Some of my friends have been and I was wondering if I could learn anything from y’ill.

  • UNIX84@beehaw.org
    link
    fedilink
    arrow-up
    12
    ·
    10 months ago

    Yes. I moved in third grade and I was the only Asian boy in a public school system in the American south, in a very small town of less than 250.

    I got picked on relentlessly. I never had friends. Every slur imaginable from everyone. People ganged up and fought me on the playground. At least once a week. I got a reputation for always getting into fights in third grade and so I was always in timeout because I was new and obviously the problem. I gave up on teachers because they always favored the white kids.

    At one point, they spray painted swastikas and KKK on our house. Then the sheriff deputy showed up, they said it must have been me, because I had a bad reputation. A black lady cop and a white guy cop. The lady cop took the lead and insisted because nobody had any motive to vandalize our house like that, we were not black. It must have just been me, the twelve year old who was in school when it happened. Case closed boys, pack it up and let’s head home.

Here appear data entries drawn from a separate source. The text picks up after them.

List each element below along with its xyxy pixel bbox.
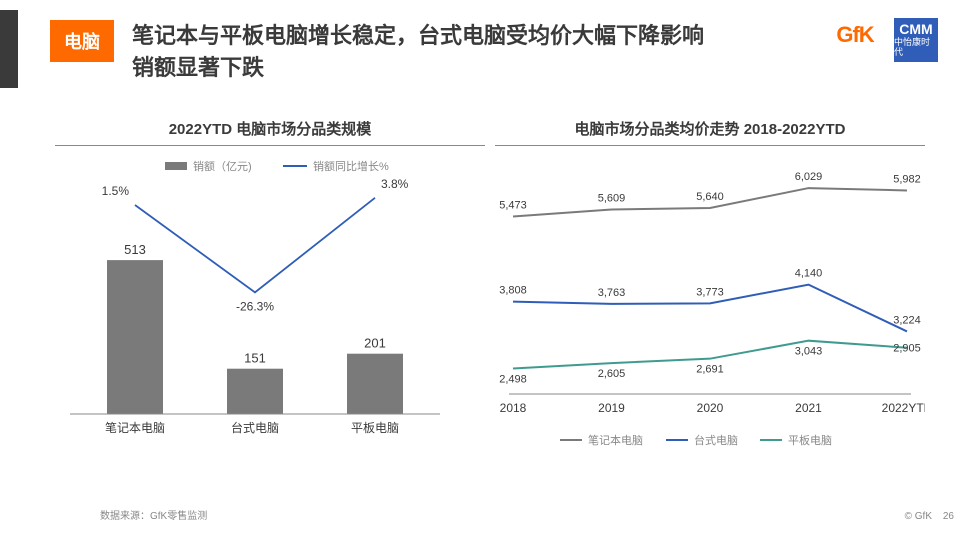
copyright-text: © GfK — [905, 511, 932, 522]
svg-text:3,043: 3,043 — [795, 346, 823, 358]
right-chart: 电脑市场分品类均价走势 2018-2022YTD 2018 2019 2020 202… — [495, 118, 925, 485]
svg-text:2,498: 2,498 — [499, 374, 527, 386]
svg-text:2022YTD: 2022YTD — [882, 401, 925, 415]
category-tag: 电脑 — [50, 20, 114, 62]
svg-text:-26.3%: -26.3% — [236, 299, 274, 313]
svg-text:513: 513 — [124, 242, 146, 257]
page-title: 笔记本与平板电脑增长稳定，台式电脑受均价大幅下降影响 销额显著下跌 — [132, 20, 704, 84]
source-text: 数据来源：GfK零售监测 — [100, 507, 207, 522]
svg-text:销额同比增长%: 销额同比增长% — [313, 159, 389, 173]
page-number: 26 — [943, 511, 954, 522]
svg-text:销额（亿元): 销额（亿元) — [193, 159, 252, 173]
svg-text:平板电脑: 平板电脑 — [351, 421, 399, 435]
svg-text:3,763: 3,763 — [598, 287, 626, 299]
svg-text:台式电脑: 台式电脑 — [694, 433, 738, 447]
svg-text:3,808: 3,808 — [499, 285, 527, 297]
sidebar-accent — [0, 10, 18, 88]
svg-text:3,224: 3,224 — [893, 314, 921, 326]
svg-text:3.8%: 3.8% — [381, 177, 409, 191]
cmm-logo-bottom: 中怡康时代 — [894, 38, 938, 58]
svg-text:2,605: 2,605 — [598, 368, 626, 380]
logos: GfK CMM 中怡康时代 — [826, 18, 938, 62]
svg-text:201: 201 — [364, 336, 386, 351]
svg-text:2019: 2019 — [598, 401, 625, 415]
svg-text:2018: 2018 — [500, 401, 527, 415]
cmm-logo: CMM 中怡康时代 — [894, 18, 938, 62]
right-chart-title: 电脑市场分品类均价走势 2018-2022YTD — [495, 118, 925, 146]
header: 电脑 笔记本与平板电脑增长稳定，台式电脑受均价大幅下降影响 销额显著下跌 — [50, 20, 830, 84]
charts-row: 2022YTD 电脑市场分品类规模 销额（亿元) 销额同比增长% 513 笔记本电脑 1… — [55, 118, 925, 485]
cmm-logo-top: CMM — [899, 22, 932, 37]
svg-text:2,691: 2,691 — [696, 364, 724, 376]
gfk-logo: GfK — [826, 18, 884, 52]
svg-text:2,905: 2,905 — [893, 343, 921, 355]
svg-text:台式电脑: 台式电脑 — [231, 420, 279, 435]
left-chart: 2022YTD 电脑市场分品类规模 销额（亿元) 销额同比增长% 513 笔记本电脑 1… — [55, 118, 485, 485]
svg-text:笔记本电脑: 笔记本电脑 — [105, 420, 165, 435]
svg-text:151: 151 — [244, 351, 266, 366]
svg-text:5,982: 5,982 — [893, 173, 921, 185]
svg-text:笔记本电脑: 笔记本电脑 — [588, 433, 643, 447]
svg-text:5,609: 5,609 — [598, 193, 626, 205]
svg-text:6,029: 6,029 — [795, 171, 823, 183]
title-line-2: 销额显著下跌 — [132, 55, 264, 80]
svg-text:2021: 2021 — [795, 401, 822, 415]
right-chart-svg: 2018 2019 2020 2021 2022YTD 5,473 5,609 5,640 6,… — [495, 154, 925, 454]
svg-text:平板电脑: 平板电脑 — [788, 433, 832, 447]
svg-text:2020: 2020 — [697, 401, 724, 415]
svg-text:5,473: 5,473 — [499, 199, 527, 211]
svg-text:1.5%: 1.5% — [102, 184, 130, 198]
title-line-1: 笔记本与平板电脑增长稳定，台式电脑受均价大幅下降影响 — [132, 23, 704, 48]
svg-text:3,773: 3,773 — [696, 286, 724, 298]
svg-text:4,140: 4,140 — [795, 268, 823, 280]
left-chart-svg: 销额（亿元) 销额同比增长% 513 笔记本电脑 151 台式电脑 201 平板电脑 1.5% -… — [55, 154, 455, 454]
left-chart-title: 2022YTD 电脑市场分品类规模 — [55, 118, 485, 146]
svg-text:5,640: 5,640 — [696, 191, 724, 203]
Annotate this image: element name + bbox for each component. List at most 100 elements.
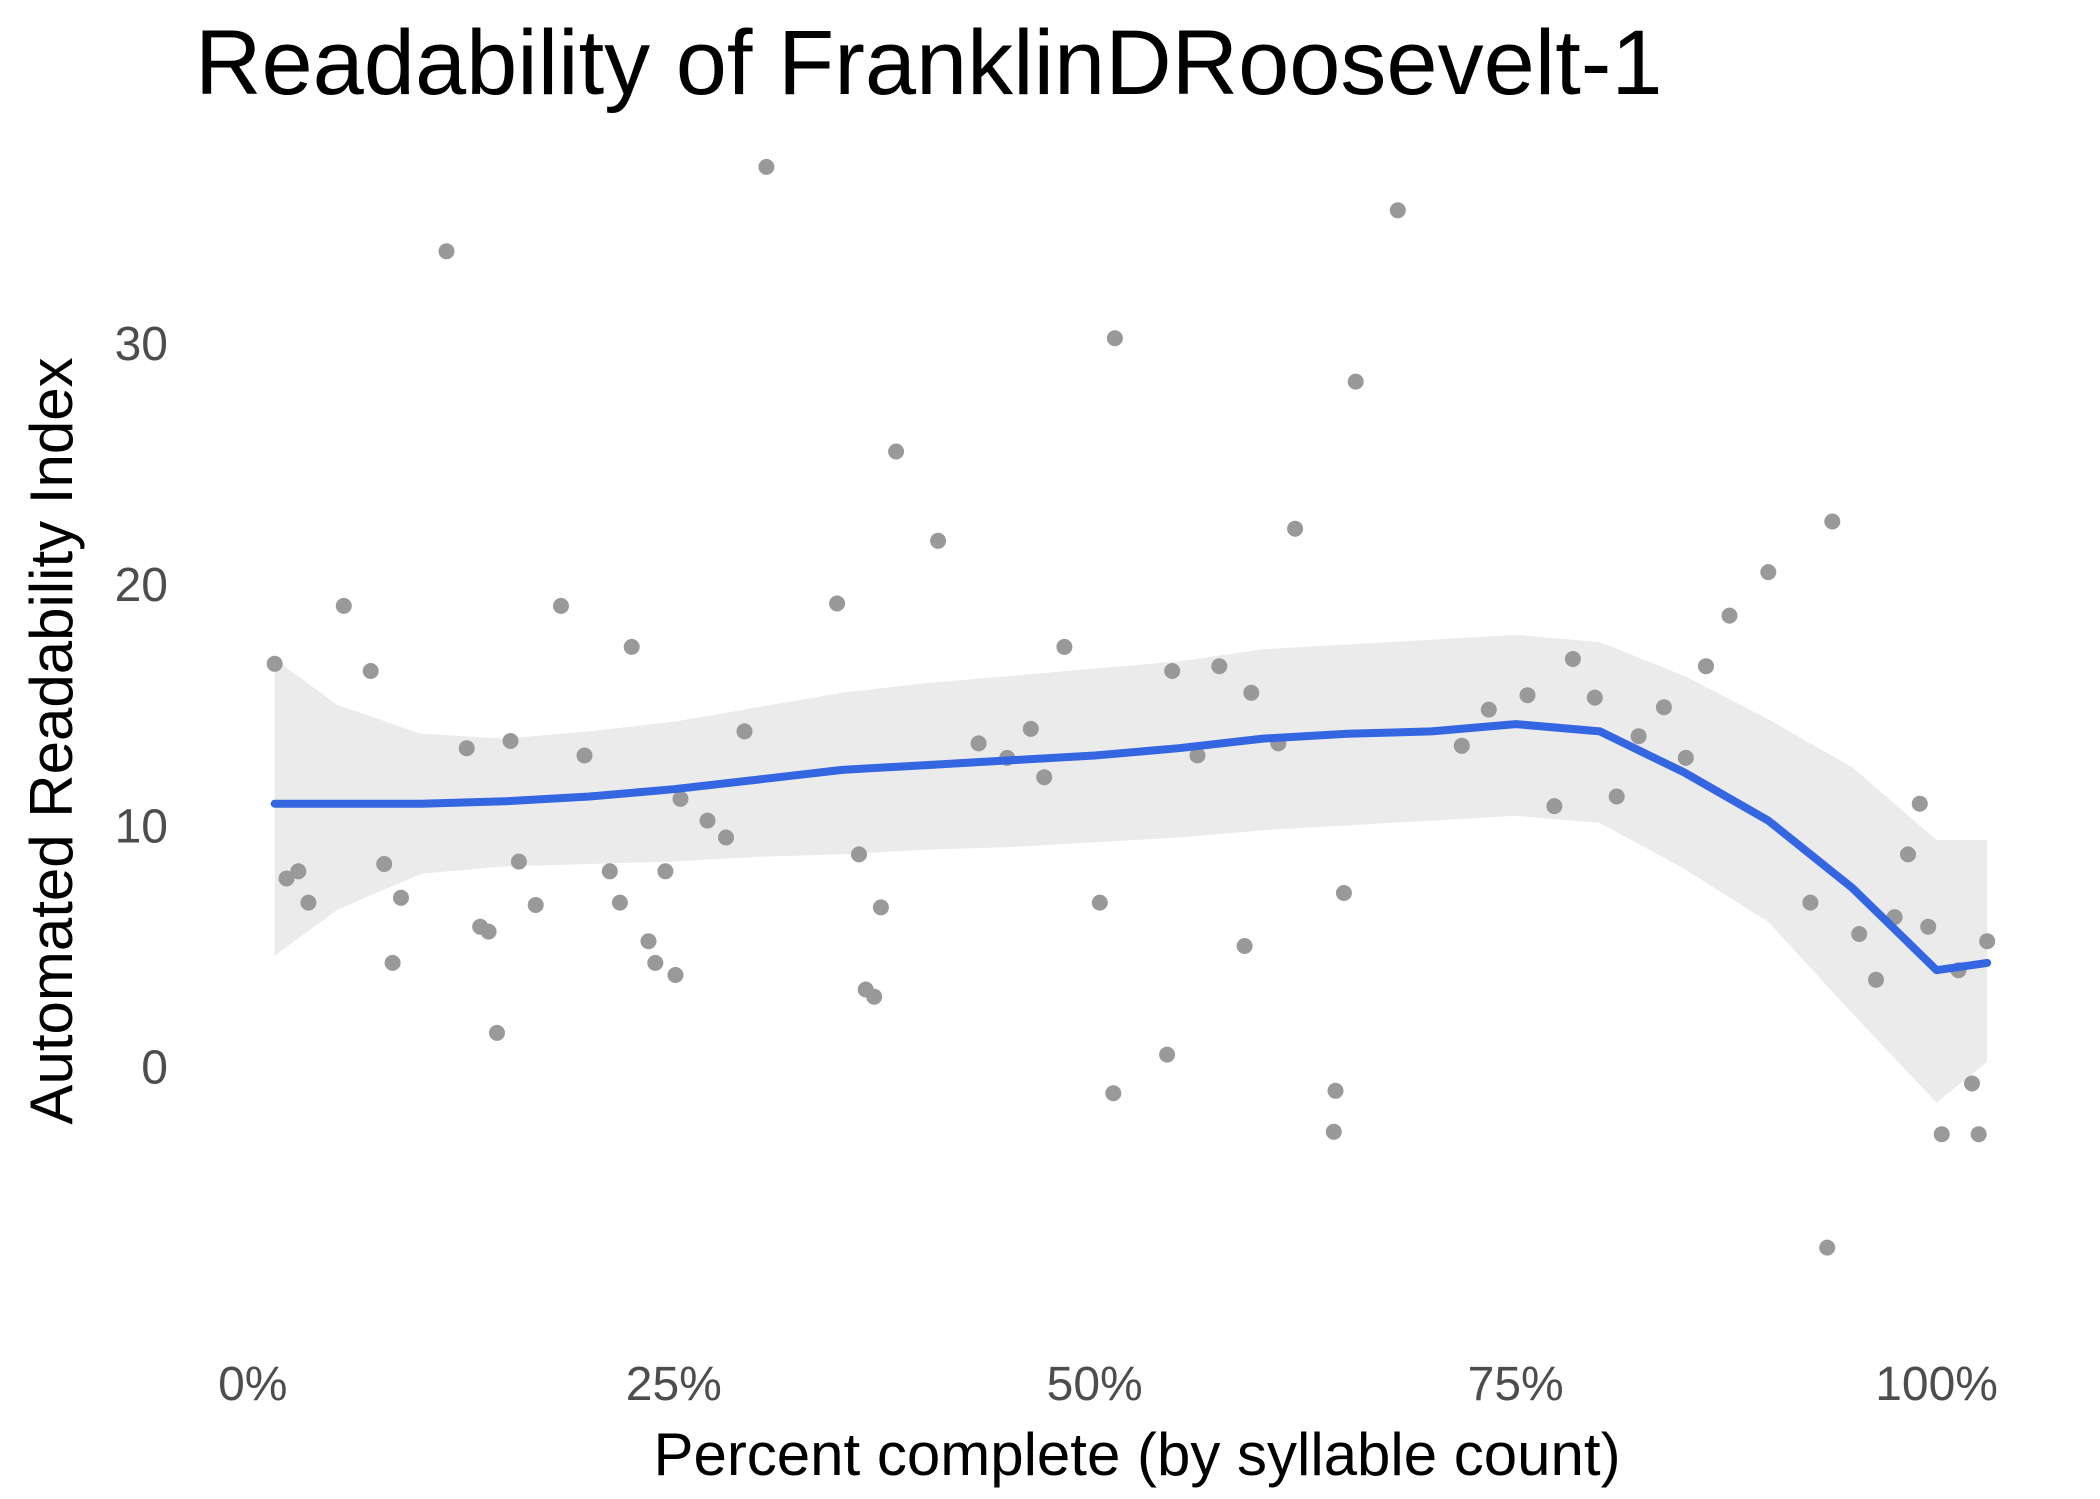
data-point	[1824, 513, 1841, 530]
data-point	[1347, 373, 1364, 390]
data-point	[1802, 894, 1819, 911]
data-point	[758, 158, 775, 175]
data-point	[672, 790, 689, 807]
data-point	[1760, 564, 1777, 581]
data-point	[1335, 885, 1352, 901]
data-point	[1189, 747, 1206, 764]
data-point	[278, 870, 295, 887]
data-point	[1106, 330, 1123, 347]
data-point	[1970, 1126, 1987, 1143]
data-point	[1236, 938, 1253, 954]
data-point	[736, 723, 753, 740]
x-axis-label: Percent complete (by syllable count)	[653, 1421, 1620, 1488]
data-point	[829, 595, 846, 612]
confidence-band-area	[274, 634, 1988, 1103]
data-point	[1933, 1126, 1950, 1143]
data-point	[489, 1024, 505, 1041]
confidence-band	[274, 634, 1988, 1103]
data-point	[866, 988, 883, 1005]
data-point	[290, 863, 307, 880]
data-point	[1546, 798, 1563, 815]
data-point	[1105, 1085, 1122, 1102]
data-point	[1964, 1075, 1980, 1092]
data-point	[1819, 1239, 1836, 1256]
data-point	[510, 853, 527, 870]
data-point	[376, 856, 393, 872]
data-point	[1036, 769, 1053, 786]
data-point	[1721, 607, 1738, 624]
data-point	[1243, 684, 1260, 701]
data-point	[667, 967, 684, 983]
data-point	[888, 443, 905, 460]
data-point	[611, 894, 628, 911]
data-point	[970, 735, 987, 752]
y-tick-label: 20	[115, 559, 168, 612]
x-tick-label: 75%	[1468, 1358, 1564, 1411]
data-point	[1630, 728, 1647, 745]
data-point	[647, 954, 664, 971]
data-point	[1586, 689, 1603, 706]
data-point	[623, 638, 640, 655]
data-point	[300, 894, 317, 911]
data-point	[1911, 795, 1928, 812]
x-tick-label: 50%	[1047, 1358, 1143, 1411]
data-point	[851, 846, 867, 863]
data-point	[362, 663, 379, 679]
data-point	[1389, 202, 1406, 219]
data-point	[1022, 720, 1039, 737]
data-point	[393, 889, 409, 906]
data-point	[657, 863, 674, 880]
data-point	[438, 243, 455, 260]
data-point	[1091, 894, 1108, 911]
data-point	[640, 933, 657, 950]
data-point	[335, 597, 352, 614]
x-axis-ticks: 0% 25% 50% 75% 100%	[218, 1358, 1998, 1411]
data-point	[480, 923, 497, 940]
data-point	[1327, 1082, 1344, 1099]
x-tick-label: 0%	[218, 1358, 287, 1411]
data-point	[1480, 701, 1497, 718]
data-point	[718, 829, 734, 846]
data-point	[576, 747, 593, 764]
chart-title: Readability of FranklinDRoosevelt-1	[195, 12, 1663, 114]
y-tick-label: 30	[115, 318, 168, 371]
y-axis-ticks: 0 10 20 30	[115, 318, 168, 1095]
data-point	[1900, 846, 1916, 863]
data-point	[502, 733, 519, 749]
data-point	[458, 740, 475, 757]
data-point	[266, 655, 283, 672]
data-point	[1564, 651, 1581, 667]
data-point	[1056, 638, 1073, 655]
x-tick-label: 100%	[1875, 1358, 1998, 1411]
y-tick-label: 0	[141, 1042, 168, 1095]
data-point	[1608, 788, 1625, 805]
scatter-points	[266, 158, 1996, 1256]
data-point	[1519, 687, 1536, 704]
data-point	[1211, 658, 1228, 675]
data-point	[930, 532, 947, 549]
data-point	[1325, 1123, 1342, 1140]
data-point	[1979, 933, 1996, 950]
data-point	[1868, 971, 1884, 988]
data-point	[1287, 520, 1304, 537]
data-point	[1677, 749, 1694, 766]
data-point	[384, 954, 401, 971]
data-point	[1159, 1046, 1176, 1063]
data-point	[1655, 699, 1672, 716]
data-point	[601, 863, 618, 880]
smooth-line-group	[270, 720, 1992, 975]
data-point	[699, 812, 716, 829]
x-tick-label: 25%	[626, 1358, 722, 1411]
data-point	[1164, 663, 1181, 679]
y-axis-label: Automated Readability Index	[18, 357, 85, 1124]
data-point	[872, 899, 889, 916]
data-point	[1851, 926, 1868, 942]
data-point	[1453, 737, 1470, 754]
data-point	[1698, 658, 1714, 675]
data-point	[527, 897, 544, 913]
y-tick-label: 10	[115, 800, 168, 853]
data-point	[553, 597, 569, 614]
smooth-line	[270, 720, 1992, 975]
data-point	[1920, 918, 1937, 935]
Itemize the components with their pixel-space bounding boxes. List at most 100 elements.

    I ended up associating with the kids who also got bullied for things far behind their control. Being poor, having bad teeth, ill-fitting clothes, for example. My best friend had a physical disability. Although eventually, he decided to pick on my ancestry when he thought it would make him friends, and so I stopped hanging out with him.

    In high school, I was vocally mean to bullies because they picked on my friends. Bullies also had significant overlap with the “Young Life” crowd, and so I associated it with their religion. I did very well with grades so the teachers did not intervene. I bullied the bullies. People were scared of me. I was kind of like a stick of dynamite, I could go off on anybody. I did not care because getting in trouble was no better than not being in trouble. I was also very physically fit and played basketball, but I was not friends with anyone on the team and had no social life with them. They were greedy with the ball and when we lost in the tournament, I laughed because I thought they deserved it.

    I do not talk to any of those people, except my girlfriend who is now my wife. She had a similar treatment being Hispanic, until she had her glow up and everybody who had picked on her started chasing after her. That is gross because guys thought they were entitled to her as a brown girl. That is her story to tell.

    I never felt accepted anywhere until I moved to California and suddenly I was not always conscious of being the only brown guy, I was just another person, and I was like is this how other people live?

    Our kids go to a very accepting school now and it’s different for them.

    • Elise@beehaw.orgOP
      link
      fedilink
      arrow-up
      3
      ·
      10 months ago

      I actually just read your other comment to a young friend of mine. About that you feel that young people are way more accepting. I feel the same way.

      I was wondering if you know of any movies or series that can make it a bit easier for me to understand what it’s like to grow up with fewer privileges. I mean your story is just so much to take in.